Hayata tutunabilmek, yüreklere dokunmak, işin neresinden tutacağını bilmek vb. kişiden kişiye değişir kuşkusuz. Şanslı isek doğarken bir sıfır önde başlarız. Çünkü arkamızda kırıp dökmeden yolu çizen, arka çıkan, sırt veren, sorun çözen, maddi destek sağlayan bir ailemiz vardır. Kimi baba evinde başlayan çevresel ve toplumsal kurallarla büyür, bu baskı ve eril dil koca evinde de devam eder, çünkü o öncelikle babasının kızıdır, o kocasının karısıdır, o çocukların annesidir, yani kendisi değildir, başkalarının adıyla, sanıyla anılır, tanıtılır, tanıştırılır. Karısı ölen erkeğe hemen eş aranır. Kocası ölen kadın için; “el alem ne der?” denir!

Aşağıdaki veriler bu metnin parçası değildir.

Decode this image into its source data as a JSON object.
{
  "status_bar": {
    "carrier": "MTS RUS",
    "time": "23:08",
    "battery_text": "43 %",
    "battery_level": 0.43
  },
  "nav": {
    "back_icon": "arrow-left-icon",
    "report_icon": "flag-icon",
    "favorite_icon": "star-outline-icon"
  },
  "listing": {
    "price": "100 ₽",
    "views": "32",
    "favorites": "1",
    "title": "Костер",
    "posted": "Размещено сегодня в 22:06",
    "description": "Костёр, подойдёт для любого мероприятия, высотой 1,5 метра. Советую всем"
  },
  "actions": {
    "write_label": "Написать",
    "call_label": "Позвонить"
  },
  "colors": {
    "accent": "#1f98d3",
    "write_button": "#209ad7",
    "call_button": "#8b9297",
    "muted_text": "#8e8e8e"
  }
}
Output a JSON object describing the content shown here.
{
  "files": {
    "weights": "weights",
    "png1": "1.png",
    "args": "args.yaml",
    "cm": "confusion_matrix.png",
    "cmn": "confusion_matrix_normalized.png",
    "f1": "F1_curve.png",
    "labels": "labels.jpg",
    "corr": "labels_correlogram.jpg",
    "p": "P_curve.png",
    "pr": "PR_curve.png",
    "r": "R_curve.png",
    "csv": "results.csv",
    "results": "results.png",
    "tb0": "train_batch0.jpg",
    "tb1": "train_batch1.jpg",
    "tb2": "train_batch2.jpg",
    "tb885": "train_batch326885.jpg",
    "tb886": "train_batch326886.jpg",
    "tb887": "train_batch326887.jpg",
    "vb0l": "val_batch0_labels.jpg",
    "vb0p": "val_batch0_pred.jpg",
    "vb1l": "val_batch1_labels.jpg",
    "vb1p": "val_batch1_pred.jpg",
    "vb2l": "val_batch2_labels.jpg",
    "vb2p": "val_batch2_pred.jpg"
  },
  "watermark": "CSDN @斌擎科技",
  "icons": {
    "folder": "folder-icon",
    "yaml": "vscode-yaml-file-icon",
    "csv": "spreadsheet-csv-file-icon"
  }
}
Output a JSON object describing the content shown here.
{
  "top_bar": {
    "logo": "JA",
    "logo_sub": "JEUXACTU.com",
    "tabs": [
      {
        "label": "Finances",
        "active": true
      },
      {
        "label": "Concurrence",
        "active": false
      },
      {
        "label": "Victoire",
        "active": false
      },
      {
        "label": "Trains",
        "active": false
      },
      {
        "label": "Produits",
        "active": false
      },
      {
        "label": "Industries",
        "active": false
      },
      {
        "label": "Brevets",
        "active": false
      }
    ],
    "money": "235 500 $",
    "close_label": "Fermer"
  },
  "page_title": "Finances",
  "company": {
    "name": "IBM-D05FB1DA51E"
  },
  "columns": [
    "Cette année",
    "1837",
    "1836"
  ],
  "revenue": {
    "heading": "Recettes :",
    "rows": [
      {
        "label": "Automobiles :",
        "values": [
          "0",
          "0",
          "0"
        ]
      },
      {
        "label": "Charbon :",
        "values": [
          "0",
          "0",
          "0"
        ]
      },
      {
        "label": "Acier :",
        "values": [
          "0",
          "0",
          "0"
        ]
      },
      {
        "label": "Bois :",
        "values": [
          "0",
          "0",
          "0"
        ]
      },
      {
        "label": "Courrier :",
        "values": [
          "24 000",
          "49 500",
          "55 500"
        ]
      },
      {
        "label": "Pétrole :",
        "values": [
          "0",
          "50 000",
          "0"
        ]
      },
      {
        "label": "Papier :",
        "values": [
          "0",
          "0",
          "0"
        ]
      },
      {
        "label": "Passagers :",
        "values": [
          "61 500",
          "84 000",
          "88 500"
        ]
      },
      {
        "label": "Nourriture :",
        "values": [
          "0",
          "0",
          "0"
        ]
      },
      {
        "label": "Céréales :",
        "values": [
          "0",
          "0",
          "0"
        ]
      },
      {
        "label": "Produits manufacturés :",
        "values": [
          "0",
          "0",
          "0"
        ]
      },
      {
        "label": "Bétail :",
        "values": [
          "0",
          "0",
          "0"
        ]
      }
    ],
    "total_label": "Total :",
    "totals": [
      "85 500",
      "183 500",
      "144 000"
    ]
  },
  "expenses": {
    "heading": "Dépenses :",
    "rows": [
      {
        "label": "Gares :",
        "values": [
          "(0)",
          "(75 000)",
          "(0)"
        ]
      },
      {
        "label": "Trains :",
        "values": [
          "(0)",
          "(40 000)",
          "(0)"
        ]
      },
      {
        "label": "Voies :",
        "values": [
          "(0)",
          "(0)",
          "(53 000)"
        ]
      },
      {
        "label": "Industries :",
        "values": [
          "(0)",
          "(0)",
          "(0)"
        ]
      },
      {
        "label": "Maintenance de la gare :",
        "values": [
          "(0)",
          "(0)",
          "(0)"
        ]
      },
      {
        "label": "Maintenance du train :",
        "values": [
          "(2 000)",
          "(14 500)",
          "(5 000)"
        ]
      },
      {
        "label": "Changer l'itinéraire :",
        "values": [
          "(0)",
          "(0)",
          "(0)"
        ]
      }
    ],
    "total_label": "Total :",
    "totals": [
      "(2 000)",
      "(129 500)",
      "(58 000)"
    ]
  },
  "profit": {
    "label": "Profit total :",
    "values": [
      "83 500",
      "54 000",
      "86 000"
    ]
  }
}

Gelelim ülke atmosferini yansıtan konulara…
AKP 25. 26. 27. Dönem Erzurum milletvekili olarak TBMM’de yer alan, 1972 doğumlu olmasına rağmen ticari zekası çok gelişmiş, aşırı yetenekli bir hemcinsimiz var. İnşaat sektöründen çiftliklere pek çok alana el atmış ve tuttuğu da altın olarak, uçsuz bucaksız servet olarak ona geri dönmüş. İngiltere’de çiftlik, Afrika’da madenler, son derece lüks bir yat, 100’e yakın taşınmaz, 3 AVM, milyonlarca dolarlık birikim ve kilolarca altını var kendisinin. Az şey mi? Ama kadınlar için ne yapmış derseniz? Ona dair bilgi yok…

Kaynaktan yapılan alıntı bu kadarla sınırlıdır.